In some ways, this novel does the same thing.
FTL, Ya’ll
This is a collection of graphic shorts by a series of different artists and writers. Each takes on not only the concept of faster than light travel, but specifically faster than light travel by way of DIY garage physics. What is successful about this collection is that there’s variations on a theme and so multiple different angles and ideas are explored. In some, there’s a broad amazing scope of a story and in others there’s almost no story whatsoever or maybe simply a little single moment where something that could go wrong goes wrong. It’s a way of having both and all happen at the same moment and still feel like every idea is explored fully.
So sometimes these collections don’t work because the stories are way too disparate and disconnected to be put together in the same space, but the focus of this collection, both the DIY aspect and the small budget aspect of everything almost makes it feel like we’re all living in the same story, like it all holds together like a novel. It doesn’t quite because it’s not a novel but it almost does.
LaGuardia
I can’t say that I liked this one very much. We have a new world in which aliens are very much part of everything we know and the more and more we spend time with them the more and more they seem to be affecting our own sense of humanity and makes sets us off as distinct.
So the book itself is simply taking place within the context of that world in the kind of transitional parts of things.
So the reason why I don’t think I liked it very much is one, I didn’t think the art was great. And also I thought that things didn’t quite work in ways that I found super interesting.

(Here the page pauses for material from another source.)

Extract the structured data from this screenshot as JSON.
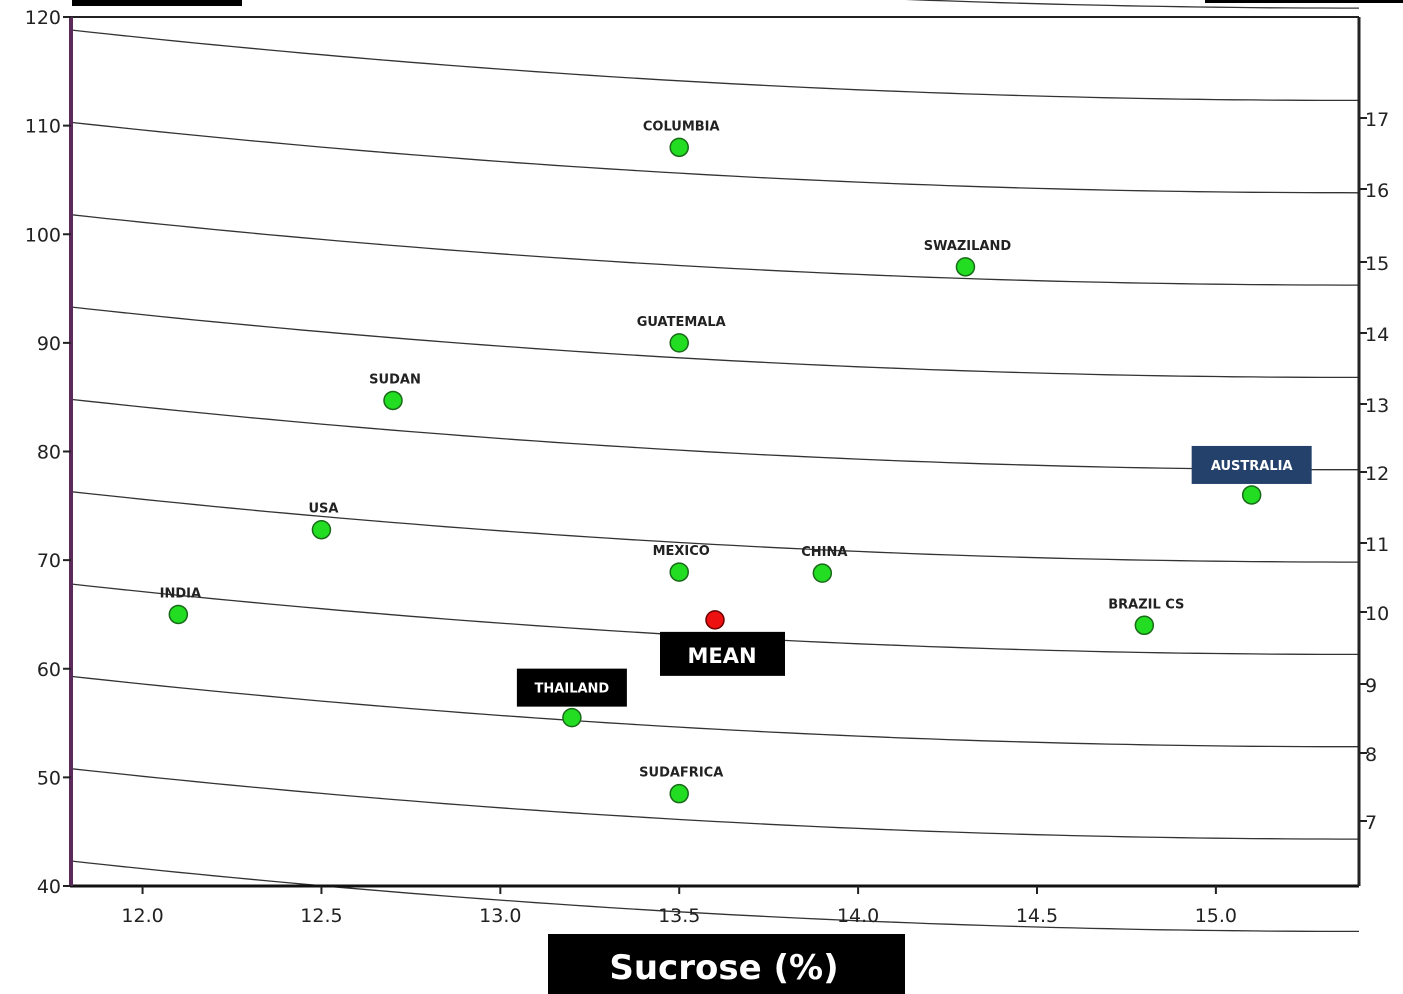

It reminds me a lot of the Xenogenesis novels by Octavia Butler in terms of how the genetic destinies of different species melded together, but that book involved the necessary horror we would experience as a consequence. I don’t mean horror in terms of violence and the like, but the repulsion and horror of seeing that melding happening. While there’s lot of xenophobia happening here in a lot of people’s reactions, and people here, just kind of seem cool with it. And maybe we get or got there, but it feels missing here.
Black History in Its Own Words
A great Twitter concept that doesn’t work as a book for me. This is a collection of powerful quotations by prominent Black figures discussing issues and topics within Black history, Black culture, and Black life paired with art supporting the quote and a brief introduction to the speaker.

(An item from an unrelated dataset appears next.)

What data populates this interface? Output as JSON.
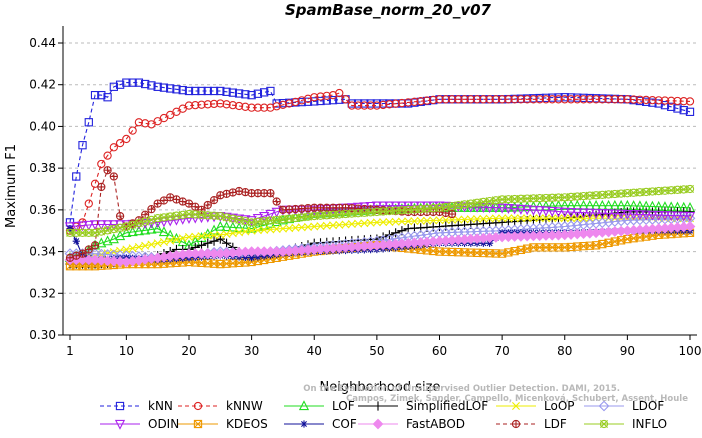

Like I said, ultimately this works as a Twitter feed because you can link to articles, videos, wikipedia pages, and all kinds of other supporting context-building resources to expand the knowledge of this speaker. But as a book, the limits of print, and especially the limits of decontextulized quotations are in full and limited display. It’s like having a book of Google doodles without the ability to click on the links provided. So you’re left with a quotation that doesn’t offer further reading or analysis. And worst of all, a handful of these quotes don’t make sense on their own or without broader context. At least one I don’t think makes sense at all as it’s presented. And maybe it does if you’re more knowledgeable than I am, but then what is the purpose of the book if you have to know things about the quote not provided to understand it?